Academics and uni leaders dominate Australia Day honours list
Academics and university leaders dominate the 2024 Australia Day awards.
Academics and university leaders dominated the Australia Day honours list with all four of the recipients of Australia’s top civil award, the Companion of the Order of Australia (AC), recognised for their service to higher education and research.
The four are University of Technology Sydney chancellor and businesswoman Catherine Livingstone, University of Queensland vice-chancellor Deborah Terry, retired University of Melbourne and Monash University chemical engineering academic David Boger, and University of Queensland and Griffith University criminologist Lorraine Mazerolle.
Professor Boger is the discoverer of constant viscosity elastic fluids, which behave like both liquids and solids and are now known as Boger fluids. His discoveries have had many applications including in improving the disposal of a toxic waste that is a by-product of aluminium production, making better inks for ink-jet printers, and reducing drag in oil pipelines.
Professor Mazerolle is internationally recognised for her work and has worked particularly on policing issues in Australia and the US.
Universities were also strongly represented in the Officer of the Order of Australia awards (AO), with academics receiving 16 of the 38 awards.
Well-known University of WA plastic surgeon Fiona Wood, co-inventor of “spray-on skin” and a former Australian of the Year, received an AO.

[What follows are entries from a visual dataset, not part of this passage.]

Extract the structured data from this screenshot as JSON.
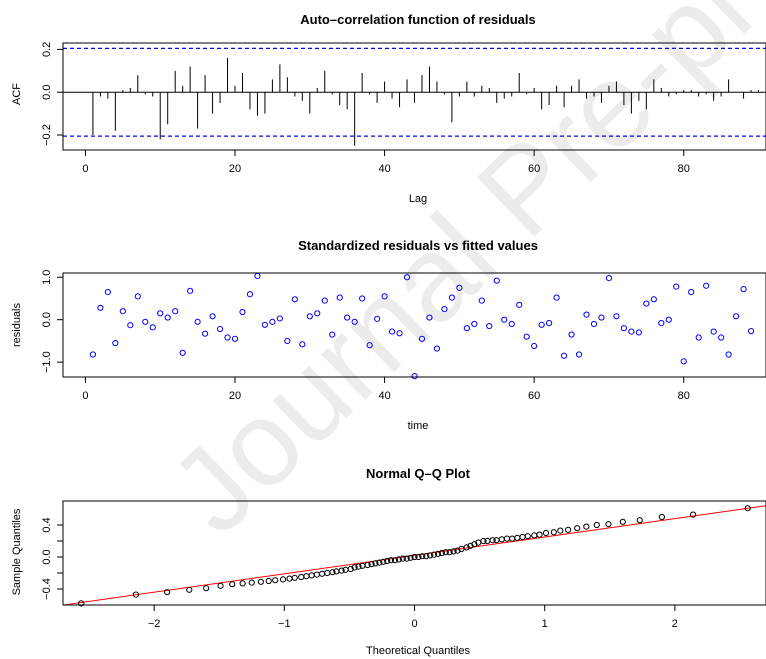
{
  "watermark": "Journal Pre-proof",
  "chart_data": [
    {
      "type": "bar",
      "title": "Auto–correlation function of residuals",
      "xlabel": "Lag",
      "ylabel": "ACF",
      "xlim": [
        -3,
        91
      ],
      "ylim": [
        -0.27,
        0.23
      ],
      "xticks": [
        "0",
        "20",
        "40",
        "60",
        "80"
      ],
      "yticks": [
        "−0.2",
        "0.0",
        "0.2"
      ],
      "xtick_values": [
        0,
        20,
        40,
        60,
        80
      ],
      "ytick_values": [
        -0.2,
        0,
        0.2
      ],
      "ci": 0.205,
      "lags": [
        1,
        2,
        3,
        4,
        5,
        6,
        7,
        8,
        9,
        10,
        11,
        12,
        13,
        14,
        15,
        16,
        17,
        18,
        19,
        20,
        21,
        22,
        23,
        24,
        25,
        26,
        27,
        28,
        29,
        30,
        31,
        32,
        33,
        34,
        35,
        36,
        37,
        38,
        39,
        40,
        41,
        42,
        43,
        44,
        45,
        46,
        47,
        48,
        49,
        50,
        51,
        52,
        53,
        54,
        55,
        56,
        57,
        58,
        59,
        60,
        61,
        62,
        63,
        64,
        65,
        66,
        67,
        68,
        69,
        70,
        71,
        72,
        73,
        74,
        75,
        76,
        77,
        78,
        79,
        80,
        81,
        82,
        83,
        84,
        85,
        86,
        87,
        88,
        89,
        90
      ],
      "values": [
        -0.2,
        -0.02,
        -0.03,
        -0.18,
        0.01,
        0.02,
        0.08,
        -0.01,
        -0.02,
        -0.22,
        -0.15,
        0.1,
        0.03,
        0.12,
        -0.17,
        0.08,
        -0.1,
        -0.05,
        0.16,
        0.03,
        0.09,
        -0.08,
        -0.11,
        -0.1,
        0.06,
        0.13,
        0.07,
        -0.02,
        -0.04,
        -0.1,
        0.02,
        0.1,
        -0.01,
        -0.06,
        -0.08,
        -0.25,
        0.09,
        -0.01,
        -0.05,
        0.05,
        -0.03,
        -0.07,
        0.06,
        -0.05,
        0.08,
        0.12,
        0.05,
        -0.01,
        -0.14,
        -0.02,
        0.05,
        -0.02,
        0.03,
        0.02,
        -0.05,
        -0.03,
        -0.02,
        0.09,
        -0.01,
        0.02,
        -0.08,
        -0.06,
        0.03,
        -0.07,
        0.03,
        0.06,
        -0.03,
        -0.02,
        -0.05,
        0.03,
        0.05,
        -0.06,
        -0.1,
        -0.04,
        -0.08,
        0.06,
        0.02,
        -0.02,
        -0.01,
        0.01,
        0.01,
        -0.02,
        -0.01,
        -0.04,
        -0.02,
        0.06,
        0.0,
        -0.03,
        0.01,
        0.01
      ]
    },
    {
      "type": "scatter",
      "title": "Standardized residuals vs fitted values",
      "xlabel": "time",
      "ylabel": "residuals",
      "xlim": [
        -3,
        91
      ],
      "ylim": [
        -1.35,
        1.1
      ],
      "xticks": [
        "0",
        "20",
        "40",
        "60",
        "80"
      ],
      "yticks": [
        "−1.0",
        "0.0",
        "1.0"
      ],
      "xtick_values": [
        0,
        20,
        40,
        60,
        80
      ],
      "ytick_values": [
        -1,
        0,
        1
      ],
      "color": "#0000ff",
      "x": [
        1,
        2,
        3,
        4,
        5,
        6,
        7,
        8,
        9,
        10,
        11,
        12,
        13,
        14,
        15,
        16,
        17,
        18,
        19,
        20,
        21,
        22,
        23,
        24,
        25,
        26,
        27,
        28,
        29,
        30,
        31,
        32,
        33,
        34,
        35,
        36,
        37,
        38,
        39,
        40,
        41,
        42,
        43,
        44,
        45,
        46,
        47,
        48,
        49,
        50,
        51,
        52,
        53,
        54,
        55,
        56,
        57,
        58,
        59,
        60,
        61,
        62,
        63,
        64,
        65,
        66,
        67,
        68,
        69,
        70,
        71,
        72,
        73,
        74,
        75,
        76,
        77,
        78,
        79,
        80,
        81,
        82,
        83,
        84,
        85,
        86,
        87,
        88,
        89
      ],
      "y": [
        -0.82,
        0.28,
        0.65,
        -0.55,
        0.2,
        -0.13,
        0.55,
        -0.05,
        -0.18,
        0.15,
        0.05,
        0.2,
        -0.78,
        0.68,
        -0.05,
        -0.33,
        0.08,
        -0.22,
        -0.42,
        -0.45,
        0.18,
        0.6,
        1.03,
        -0.12,
        -0.05,
        0.03,
        -0.5,
        0.48,
        -0.58,
        0.08,
        0.15,
        0.45,
        -0.35,
        0.52,
        0.05,
        -0.05,
        0.5,
        -0.6,
        0.02,
        0.55,
        -0.28,
        -0.32,
        1.0,
        -1.33,
        -0.45,
        0.05,
        -0.68,
        0.25,
        0.52,
        0.75,
        -0.2,
        -0.1,
        0.45,
        -0.15,
        0.92,
        0.0,
        -0.1,
        0.35,
        -0.4,
        -0.62,
        -0.12,
        -0.08,
        0.52,
        -0.85,
        -0.35,
        -0.82,
        0.12,
        -0.1,
        0.05,
        0.98,
        0.08,
        -0.2,
        -0.28,
        -0.3,
        0.38,
        0.48,
        -0.08,
        0.0,
        0.78,
        -0.98,
        0.65,
        -0.42,
        0.8,
        -0.28,
        -0.42,
        -0.82,
        0.08,
        0.72,
        -0.27
      ]
    },
    {
      "type": "scatter",
      "title": "Normal Q–Q Plot",
      "xlabel": "Theoretical Quantiles",
      "ylabel": "Sample Quantiles",
      "xlim": [
        -2.7,
        2.7
      ],
      "ylim": [
        -0.6,
        0.7
      ],
      "xticks": [
        "−2",
        "−1",
        "0",
        "1",
        "2"
      ],
      "yticks": [
        "−0.4",
        "0.0",
        "0.4"
      ],
      "xtick_values": [
        -2,
        -1,
        0,
        1,
        2
      ],
      "ytick_values": [
        -0.4,
        0.0,
        0.4
      ],
      "ytick_minor": [
        -0.2,
        0.2
      ],
      "reference_line": {
        "intercept": 0.02,
        "slope": 0.23,
        "color": "#ff0000"
      },
      "theoretical": [
        -2.56,
        -2.14,
        -1.9,
        -1.73,
        -1.6,
        -1.49,
        -1.4,
        -1.32,
        -1.25,
        -1.18,
        -1.12,
        -1.07,
        -1.01,
        -0.96,
        -0.92,
        -0.87,
        -0.83,
        -0.79,
        -0.75,
        -0.71,
        -0.67,
        -0.63,
        -0.6,
        -0.56,
        -0.53,
        -0.49,
        -0.46,
        -0.43,
        -0.4,
        -0.36,
        -0.33,
        -0.3,
        -0.27,
        -0.24,
        -0.21,
        -0.18,
        -0.15,
        -0.12,
        -0.09,
        -0.06,
        -0.03,
        0.0,
        0.03,
        0.06,
        0.09,
        0.12,
        0.15,
        0.18,
        0.21,
        0.24,
        0.27,
        0.3,
        0.33,
        0.36,
        0.4,
        0.43,
        0.46,
        0.49,
        0.53,
        0.56,
        0.6,
        0.63,
        0.67,
        0.71,
        0.75,
        0.79,
        0.83,
        0.87,
        0.92,
        0.96,
        1.01,
        1.07,
        1.12,
        1.18,
        1.25,
        1.32,
        1.4,
        1.49,
        1.6,
        1.73,
        1.9,
        2.14,
        2.56
      ],
      "sample": [
        -0.58,
        -0.47,
        -0.44,
        -0.41,
        -0.39,
        -0.36,
        -0.34,
        -0.33,
        -0.32,
        -0.31,
        -0.3,
        -0.29,
        -0.28,
        -0.27,
        -0.26,
        -0.25,
        -0.24,
        -0.23,
        -0.22,
        -0.21,
        -0.2,
        -0.19,
        -0.18,
        -0.17,
        -0.16,
        -0.15,
        -0.13,
        -0.12,
        -0.11,
        -0.1,
        -0.09,
        -0.08,
        -0.07,
        -0.06,
        -0.05,
        -0.04,
        -0.04,
        -0.03,
        -0.02,
        -0.02,
        -0.01,
        0.0,
        0.0,
        0.01,
        0.01,
        0.02,
        0.03,
        0.04,
        0.05,
        0.06,
        0.06,
        0.07,
        0.08,
        0.1,
        0.12,
        0.14,
        0.16,
        0.18,
        0.2,
        0.2,
        0.21,
        0.21,
        0.22,
        0.23,
        0.23,
        0.24,
        0.25,
        0.26,
        0.27,
        0.28,
        0.3,
        0.31,
        0.33,
        0.34,
        0.36,
        0.38,
        0.4,
        0.41,
        0.44,
        0.46,
        0.5,
        0.53,
        0.61
      ]
    }
  ]
}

Other AOs include prominent architect and former UNSW architecture professor Helen Lochhead, University of Sydney health professor Julie-Anne Leask, who advised the World Health Organisation on immunisation, and University of Sydney psychiatric professor Ian Hickie.
Former University of Technology Sydney business dean Roy Green, who has long championed innovation and enterprise, received a Member of the Order of Australia award (AM).
Professor Green said he proudly accepted the award “on behalf of all the great people I work with to make Australia a more diverse and resilient knowledge-based society, especially those engaged in the major task of building a world-leading research and innovation system”.